T Nation

Bumper Plates and Bars Question


Hey guys, I found some guy on craigslist who is selling some bumper plates (260 lb and bars and I was thinking of buying them for cheap (poor college student). Im a recreational lifter and prob only going to use it for hang or power cleans with light weight (under 225)and I have a bar I can use for squats bench and deads. I was wondering if there are any basic things i should know about the plates and bars before I bought them.

I was going to ask if i could go by his place to check them out but not sure what i would be looking for. any info on equipment stuff like that would be appreciated like brand quality and all. i was going to use them in my backyard where i bought a horse mat and i have old carpet squares i was planning on putting them on top for some extra cushioning for the plates/concrete
i read some posts that said that the bar is prob the most important thing, and was wondering how can i test the bars??
thanks guys and sorry if this seems like a stupid question


not much to tell really....

A good bar spins well and is in the 20mm range, not the thick cheapo ones that regular gyms have (30mm).

Good brands for Oly Bars that I know off are Eleiko, Werksan, and Pendlay. But your best bet is to check out what the guy has and play with it.

....and cross your fingers.


Olympic mens barbells are 28mm grip, most normal bars are 30-32mm. The gym I go to away from the club have the 30mm bars and I find them fine to lift with (although the smaller is obviously preferable). If you have small hands it might be an issue though. As Neo said the most important thing I think you should look for is a decent spin as it makes a big difference.


I 'heard' from somewhere that the defintiion of an olympic bar is that the 'sleeves' are a certain thickness for weights...

But yes of course a real Olympic bar would spin will, have decent knurling, sleeves correctly and the bar thickness to be correct.



Yes you are correct. The term olympic does define the sleeve length. I should have used a different name, I just meant it as the competition olympic weightlifting barbell thickness!


Yeah I know what you meant :slight_smile:



Ignorant powerlifter question warning:

What's the deal with the flexibility of olympic bars?

Is it designed that way? does it decrease injury or make it easier to lift?

I've never messed with one myself, but I've always been curious to know why they seem to have so much more give than something like a texas power bar.


Skilled lifters can take advantage of the spring in the bar when jerking by timing their drive/jerk after the dip such that the weight on the bar are moving upwards at the same time that they are driving to get themselves under the bar and get the bar overhead. After dipping, a very slight pause is in order to allow the ends of the bar to spring upward at the same time the lifter initiates his jerk.


Theres no pause, it's the change of direction that whips the bar along with it's built in flexibility.

It flexs around 135kg if your fast, definitely does around 165kg! Looks bad ass.

I would be concerned in a flexing if it wasn't a real oly bar.

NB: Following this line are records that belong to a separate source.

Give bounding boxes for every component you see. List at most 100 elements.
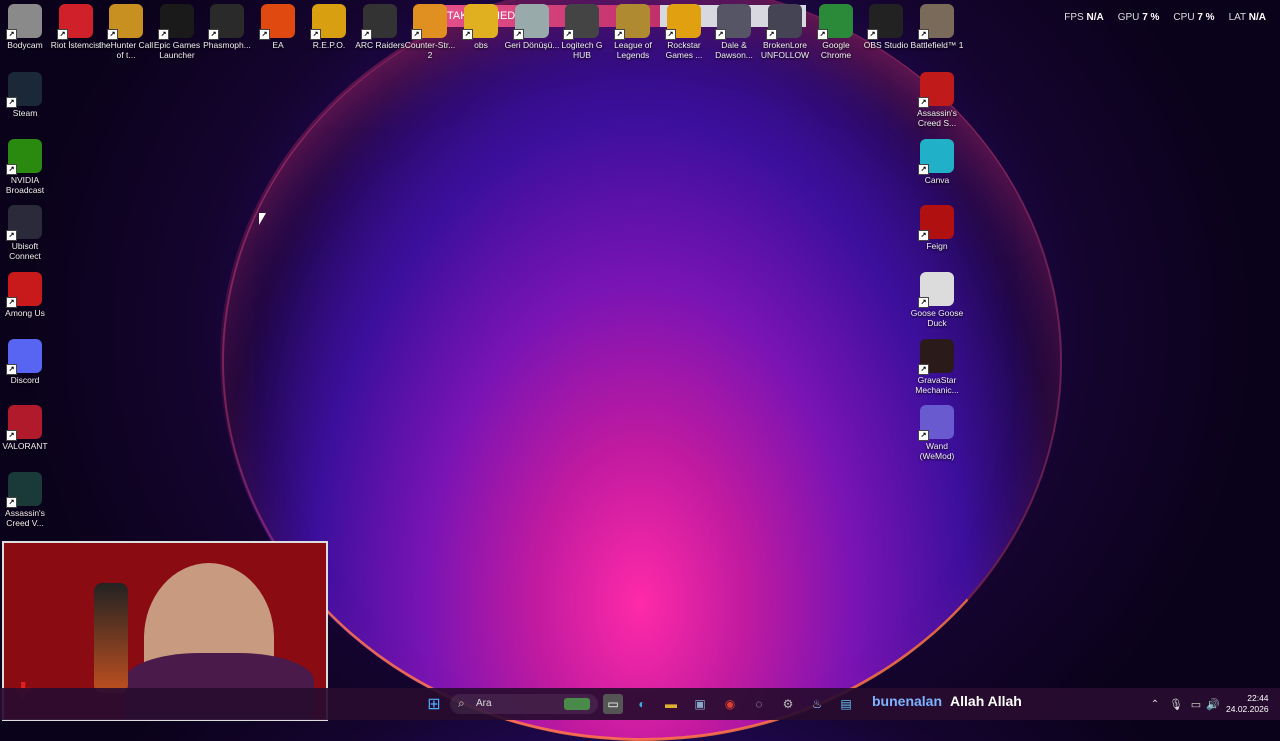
top-icon-16[interactable]: ↗ Google Chrome — [808, 4, 864, 60]
left-icon-3[interactable]: ↗ Among Us — [0, 272, 53, 318]
store-icon[interactable]: ▣ — [690, 694, 710, 714]
top-icon-8[interactable]: ↗ Counter-Str... 2 — [402, 4, 458, 60]
shortcut-arrow-icon: ↗ — [918, 230, 929, 241]
taskbar-time: 22:44 — [1247, 693, 1269, 703]
left-icon-6[interactable]: ↗ Assassin's Creed V... — [0, 472, 53, 528]
app-icon: ↗ — [57, 4, 93, 40]
shortcut-arrow-icon: ↗ — [6, 29, 17, 40]
app-icon: ↗ — [6, 272, 42, 308]
desktop-icon-label: Ubisoft Connect — [9, 241, 41, 261]
taskbar-search-box[interactable]: ⌕ Ara — [450, 694, 598, 714]
shortcut-arrow-icon: ↗ — [6, 364, 17, 375]
top-icon-3[interactable]: ↗ Epic Games Launcher — [149, 4, 205, 60]
top-icon-1[interactable]: ↗ Riot İstemcisi — [48, 4, 104, 50]
monitor-taskbar-icon[interactable]: ▤ — [836, 694, 856, 714]
shortcut-arrow-icon: ↗ — [411, 29, 422, 40]
desktop-icon-label: obs — [474, 40, 488, 50]
metric-cpu: CPU 7 % — [1173, 12, 1215, 23]
desktop-icon-label: Phasmoph... — [203, 40, 251, 50]
desktop-icon-label: Counter-Str... 2 — [404, 40, 456, 60]
app-icon: ↗ — [259, 4, 295, 40]
shortcut-arrow-icon: ↗ — [57, 29, 68, 40]
shortcut-arrow-icon: ↗ — [918, 430, 929, 441]
top-icon-12[interactable]: ↗ League of Legends — [605, 4, 661, 60]
task-view-icon[interactable]: ▭ — [603, 694, 623, 714]
desktop-icon-label: Dale & Dawson... — [715, 40, 753, 60]
desktop-icon-label: ARC Raiders — [355, 40, 405, 50]
top-icon-10[interactable]: ↗ Geri Dönüşü... — [504, 4, 560, 50]
left-icon-2[interactable]: ↗ Ubisoft Connect — [0, 205, 53, 261]
right-icon-5[interactable]: ↗ Wand (WeMod) — [909, 405, 965, 461]
app-taskbar-icon[interactable]: ◌ — [749, 694, 769, 714]
shortcut-arrow-icon: ↗ — [6, 97, 17, 108]
top-icon-7[interactable]: ↗ ARC Raiders — [352, 4, 408, 50]
right-icon-3[interactable]: ↗ Goose Goose Duck — [909, 272, 965, 328]
edge-icon[interactable]: ◐ — [632, 694, 652, 714]
volume-tray-icon[interactable]: 🔊 — [1203, 694, 1223, 714]
app-icon: ↗ — [310, 4, 346, 40]
top-icon-18[interactable]: ↗ Battlefield™ 1 — [909, 4, 965, 50]
app-icon: ↗ — [918, 72, 954, 108]
shortcut-arrow-icon: ↗ — [208, 29, 219, 40]
app-icon: ↗ — [918, 339, 954, 375]
left-icon-1[interactable]: ↗ NVIDIA Broadcast — [0, 139, 53, 195]
shortcut-arrow-icon: ↗ — [817, 29, 828, 40]
top-icon-0[interactable]: ↗ Bodycam — [0, 4, 53, 50]
desktop-icon-label: Assassin's Creed V... — [5, 508, 45, 528]
right-icon-2[interactable]: ↗ Feign — [909, 205, 965, 251]
left-icon-4[interactable]: ↗ Discord — [0, 339, 53, 385]
desktop-icon-label: Geri Dönüşü... — [504, 40, 560, 50]
app-icon: ↗ — [107, 4, 143, 40]
shortcut-arrow-icon: ↗ — [158, 29, 169, 40]
shortcut-arrow-icon: ↗ — [867, 29, 878, 40]
windows-start-icon[interactable]: ⊞ — [424, 694, 444, 714]
shortcut-arrow-icon: ↗ — [563, 29, 574, 40]
desktop-icon-label: Discord — [10, 375, 40, 385]
desktop-icon-label: Epic Games Launcher — [153, 40, 201, 60]
chrome-taskbar-icon[interactable]: ◉ — [720, 694, 740, 714]
right-icon-1[interactable]: ↗ Canva — [909, 139, 965, 185]
app-icon: ↗ — [513, 4, 549, 40]
file-explorer-icon[interactable]: ▬ — [661, 694, 681, 714]
tray-chevron-up-icon[interactable]: ⌃ — [1145, 694, 1165, 714]
shortcut-arrow-icon: ↗ — [715, 29, 726, 40]
top-icon-4[interactable]: ↗ Phasmoph... — [199, 4, 255, 50]
shortcut-arrow-icon: ↗ — [6, 497, 17, 508]
settings-taskbar-icon[interactable]: ⚙ — [778, 694, 798, 714]
shortcut-arrow-icon: ↗ — [918, 29, 929, 40]
top-icon-15[interactable]: ↗ BrokenLore UNFOLLOW — [757, 4, 813, 60]
taskbar-clock[interactable]: 22:44 24.02.2026 — [1226, 693, 1269, 715]
desktop-icon-label: NVIDIA Broadcast — [5, 175, 45, 195]
top-icon-17[interactable]: ↗ OBS Studio — [858, 4, 914, 50]
search-icon: ⌕ — [458, 696, 465, 710]
shortcut-arrow-icon: ↗ — [310, 29, 321, 40]
metric-lat: LAT N/A — [1228, 12, 1266, 23]
app-icon: ↗ — [6, 4, 42, 40]
left-icon-0[interactable]: ↗ Steam — [0, 72, 53, 118]
left-icon-5[interactable]: ↗ VALORANT — [0, 405, 53, 451]
right-icon-4[interactable]: ↗ GravaStar Mechanic... — [909, 339, 965, 395]
shortcut-arrow-icon: ↗ — [462, 29, 473, 40]
microphone-tray-icon[interactable]: 🎙 — [1166, 694, 1186, 714]
top-icon-13[interactable]: ↗ Rockstar Games ... — [656, 4, 712, 60]
steam-taskbar-icon[interactable]: ♨ — [807, 694, 827, 714]
top-icon-9[interactable]: ↗ obs — [453, 4, 509, 50]
top-icon-5[interactable]: ↗ EA — [250, 4, 306, 50]
taskbar-date: 24.02.2026 — [1226, 704, 1269, 714]
desktop-icon-label: Assassin's Creed S... — [917, 108, 957, 128]
top-icon-14[interactable]: ↗ Dale & Dawson... — [706, 4, 762, 60]
app-icon: ↗ — [6, 139, 42, 175]
app-icon: ↗ — [6, 339, 42, 375]
desktop-icon-label: Canva — [924, 175, 950, 185]
app-icon: ↗ — [614, 4, 650, 40]
search-placeholder: Ara — [476, 698, 492, 709]
right-icon-0[interactable]: ↗ Assassin's Creed S... — [909, 72, 965, 128]
top-icon-11[interactable]: ↗ Logitech G HUB — [554, 4, 610, 60]
app-icon: ↗ — [867, 4, 903, 40]
app-icon: ↗ — [766, 4, 802, 40]
desktop-icon-label: Battlefield™ 1 — [910, 40, 964, 50]
app-icon: ↗ — [715, 4, 751, 40]
top-icon-6[interactable]: ↗ R.E.P.O. — [301, 4, 357, 50]
top-icon-2[interactable]: ↗ theHunter Call of t... — [98, 4, 154, 60]
desktop-icon-label: theHunter Call of t... — [98, 40, 154, 60]
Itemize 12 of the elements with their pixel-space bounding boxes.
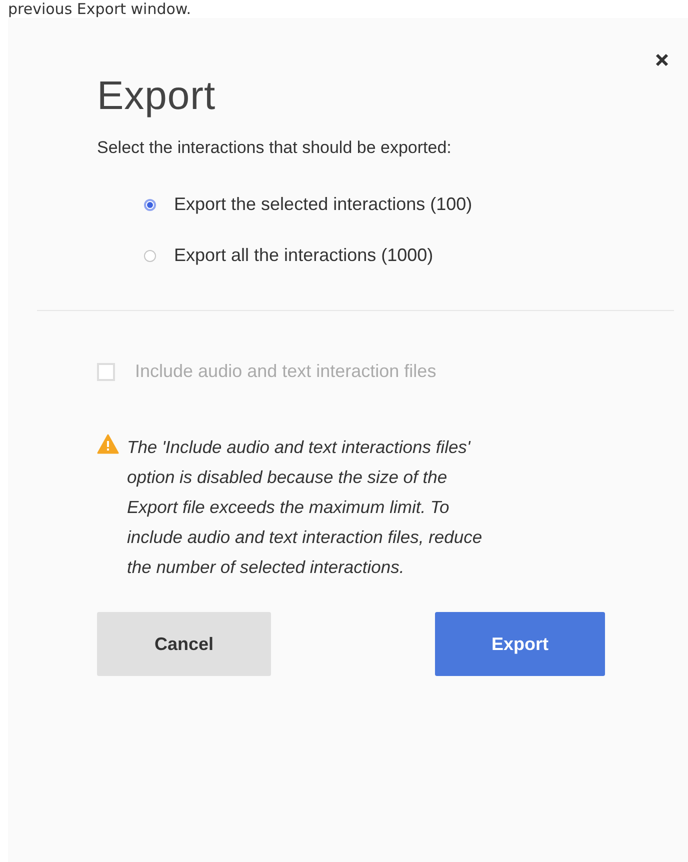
option-label[interactable]: Export the selected interactions (100) (174, 194, 472, 215)
cancel-button[interactable]: Cancel (97, 612, 271, 676)
radio-button[interactable] (144, 198, 156, 210)
radio-button[interactable] (144, 250, 156, 262)
prompt-text: Select the interactions that should be exported: (97, 138, 452, 158)
caption-text: previous Export window. (7, 0, 192, 18)
export-button[interactable]: Export (435, 612, 605, 676)
warning-icon (97, 434, 119, 454)
close-icon[interactable] (654, 52, 670, 68)
option-label[interactable]: Export all the interactions (1000) (174, 245, 434, 266)
dialog-title: Export (97, 73, 216, 120)
warning-text: The 'Include audio and text interactions files' option is disabled because the size of the Export file exceeds the maximum limit. To include audio and text interaction files, reduce the number of selected interactions. (127, 436, 484, 579)
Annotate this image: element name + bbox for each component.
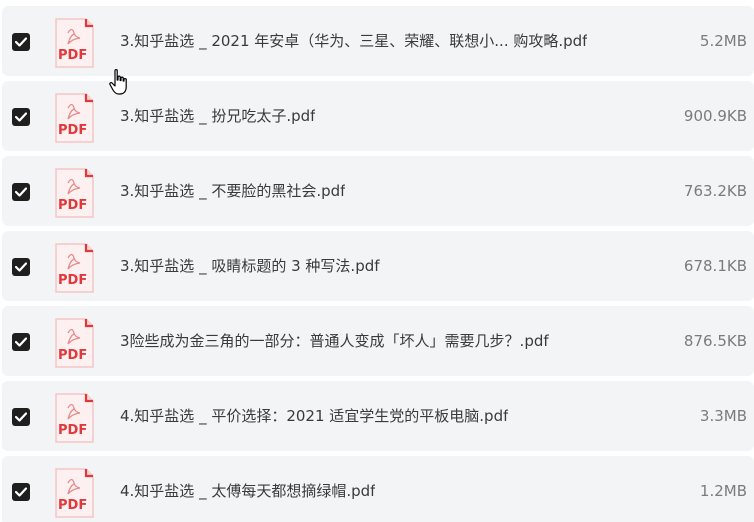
pdf-icon-label: PDF bbox=[58, 123, 87, 138]
file-name: 3.知乎盐选 _ 不要脸的黑社会.pdf bbox=[120, 182, 346, 200]
file-name: 4.知乎盐选 _ 平价选择：2021 适宜学生党的平板电脑.pdf bbox=[120, 407, 509, 425]
pdf-file-icon: PDF bbox=[55, 243, 94, 293]
pdf-icon-label: PDF bbox=[58, 423, 87, 438]
pdf-icon-label: PDF bbox=[58, 48, 87, 63]
file-row[interactable]: PDF 3.知乎盐选 _ 不要脸的黑社会.pdf 763.2KB bbox=[2, 156, 754, 226]
file-size: 900.9KB bbox=[683, 107, 747, 125]
pdf-file-icon: PDF bbox=[55, 93, 94, 143]
row-checkbox[interactable] bbox=[12, 483, 30, 501]
row-checkbox[interactable] bbox=[12, 183, 30, 201]
check-icon bbox=[15, 412, 27, 422]
file-list: PDF 3.知乎盐选 _ 2021 年安卓（华为、三星、荣耀、联想小... 购攻… bbox=[0, 0, 754, 522]
file-row[interactable]: PDF 4.知乎盐选 _ 太傅每天都想摘绿帽.pdf 1.2MB bbox=[2, 456, 754, 522]
file-size: 876.5KB bbox=[683, 332, 747, 350]
file-row[interactable]: PDF 4.知乎盐选 _ 平价选择：2021 适宜学生党的平板电脑.pdf 3.… bbox=[2, 381, 754, 451]
row-checkbox[interactable] bbox=[12, 333, 30, 351]
file-row[interactable]: PDF 3险些成为金三角的一部分：普通人变成「坏人」需要几步？.pdf 876.… bbox=[2, 306, 754, 376]
check-icon bbox=[15, 187, 27, 197]
pdf-icon-label: PDF bbox=[58, 198, 87, 213]
pdf-file-icon: PDF bbox=[55, 18, 94, 68]
file-size: 763.2KB bbox=[683, 182, 747, 200]
check-icon bbox=[15, 487, 27, 497]
pdf-icon-label: PDF bbox=[58, 498, 87, 513]
pdf-file-icon: PDF bbox=[55, 318, 94, 368]
file-row[interactable]: PDF 3.知乎盐选 _ 2021 年安卓（华为、三星、荣耀、联想小... 购攻… bbox=[2, 6, 754, 76]
row-checkbox[interactable] bbox=[12, 108, 30, 126]
pdf-icon-label: PDF bbox=[58, 273, 87, 288]
file-size: 5.2MB bbox=[699, 32, 747, 50]
row-checkbox[interactable] bbox=[12, 33, 30, 51]
hand-pointer-cursor-icon bbox=[109, 69, 127, 95]
pdf-icon-label: PDF bbox=[58, 348, 87, 363]
row-checkbox[interactable] bbox=[12, 258, 30, 276]
file-name: 3.知乎盐选 _ 2021 年安卓（华为、三星、荣耀、联想小... 购攻略.pd… bbox=[120, 32, 588, 50]
file-name: 3险些成为金三角的一部分：普通人变成「坏人」需要几步？.pdf bbox=[120, 332, 549, 350]
file-name: 3.知乎盐选 _ 吸睛标题的 3 种写法.pdf bbox=[120, 257, 380, 275]
file-size: 678.1KB bbox=[683, 257, 747, 275]
check-icon bbox=[15, 262, 27, 272]
pdf-file-icon: PDF bbox=[55, 468, 94, 518]
check-icon bbox=[15, 337, 27, 347]
file-size: 3.3MB bbox=[699, 407, 747, 425]
file-name: 3.知乎盐选 _ 扮兄吃太子.pdf bbox=[120, 107, 316, 125]
pdf-file-icon: PDF bbox=[55, 168, 94, 218]
row-checkbox[interactable] bbox=[12, 408, 30, 426]
check-icon bbox=[15, 37, 27, 47]
file-name: 4.知乎盐选 _ 太傅每天都想摘绿帽.pdf bbox=[120, 482, 376, 500]
pdf-file-icon: PDF bbox=[55, 393, 94, 443]
check-icon bbox=[15, 112, 27, 122]
file-size: 1.2MB bbox=[699, 482, 747, 500]
file-row[interactable]: PDF 3.知乎盐选 _ 吸睛标题的 3 种写法.pdf 678.1KB bbox=[2, 231, 754, 301]
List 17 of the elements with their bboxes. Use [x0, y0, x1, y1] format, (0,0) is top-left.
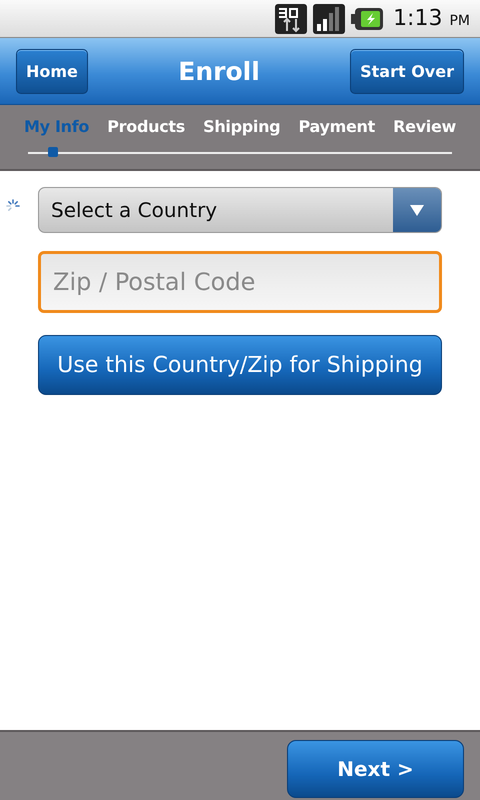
use-for-shipping-button[interactable]: Use this Country/Zip for Shipping — [38, 335, 442, 395]
country-dropdown[interactable]: Select a Country — [38, 187, 442, 233]
caret-icon — [408, 203, 426, 217]
page-title: Enroll — [178, 56, 260, 86]
loading-spinner-icon — [6, 199, 20, 213]
signal-icon — [313, 4, 346, 34]
step-tab[interactable]: Products — [107, 117, 185, 136]
battery-charging-icon — [351, 6, 384, 30]
step-tab[interactable]: Payment — [298, 117, 375, 136]
start-over-button[interactable]: Start Over — [350, 48, 464, 94]
zip-input-field[interactable]: Zip / Postal Code — [38, 251, 442, 313]
step-tab[interactable]: Review — [393, 117, 456, 136]
home-button[interactable]: Home — [16, 48, 88, 94]
network-3g-icon — [275, 4, 308, 34]
step-tab[interactable]: Shipping — [203, 117, 280, 136]
next-button[interactable]: Next > — [287, 740, 464, 798]
status-time: 1:13 PM — [393, 6, 470, 31]
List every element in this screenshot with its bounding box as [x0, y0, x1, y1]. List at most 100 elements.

I know that the Eleiko ones you can bend the middle of it 6inches from the middle and it'll bend back itself straight. I'm pretty f0cking sure on a cheaper no name non oly bar it'll just stay that bent if you did that to it!



That might be part of why they're flexy too. The more elastic the metal is the more it can bend and still return to it's original undeformed shape, whereas a less elastic or more brittle metal would become permanently deformed (bent) under such forces. Seeing as how olympic bars are designed to be dropped from overhead with nearly 600 pounds on the bar with no issues on a regular basis, a more elastic bar which will bend only to return to it's original (straight) state is preferable over a stiffer (more brittle) bar which will undergo permanent deformation every time the barbell is dropped with any appreciable weight, until such point as the bar is unusable.



It's probably cheaper to build a brittle bar without any flex in it...



Yes, right, of course there should be no pause! Pausing is a nice way to bury your attempt. What I should have said is that lifters who time the dip and drive properly can maximize the whip effect to their advantage, while the whip will work to the detriment of those who rush the jerk.

And as noted above, flexibility is important for the longevity of the barbell. Later, weightlifters began to take advantage of it. Eleiko bars in particular are known for their springiness. The York bars of old were stiffer. I don't know how the other major bars today -- Uesaka, Zhangkong, Werksan, etc. -- compare to Eleikos.

I am curious as to whether anyone knows or has an opinion. Are the major bars today more or less indistinguishable? Or are their tangible differences.


I'm sure it depends. Sometimes you have to add processes to make material harder, sometimes you have to add processes to make it more ductile. It may only be a difference in the tempering temperature or have fast it's quenched. Oh course production volumes make a big difference And I'd think the O-bars would be lower volumes.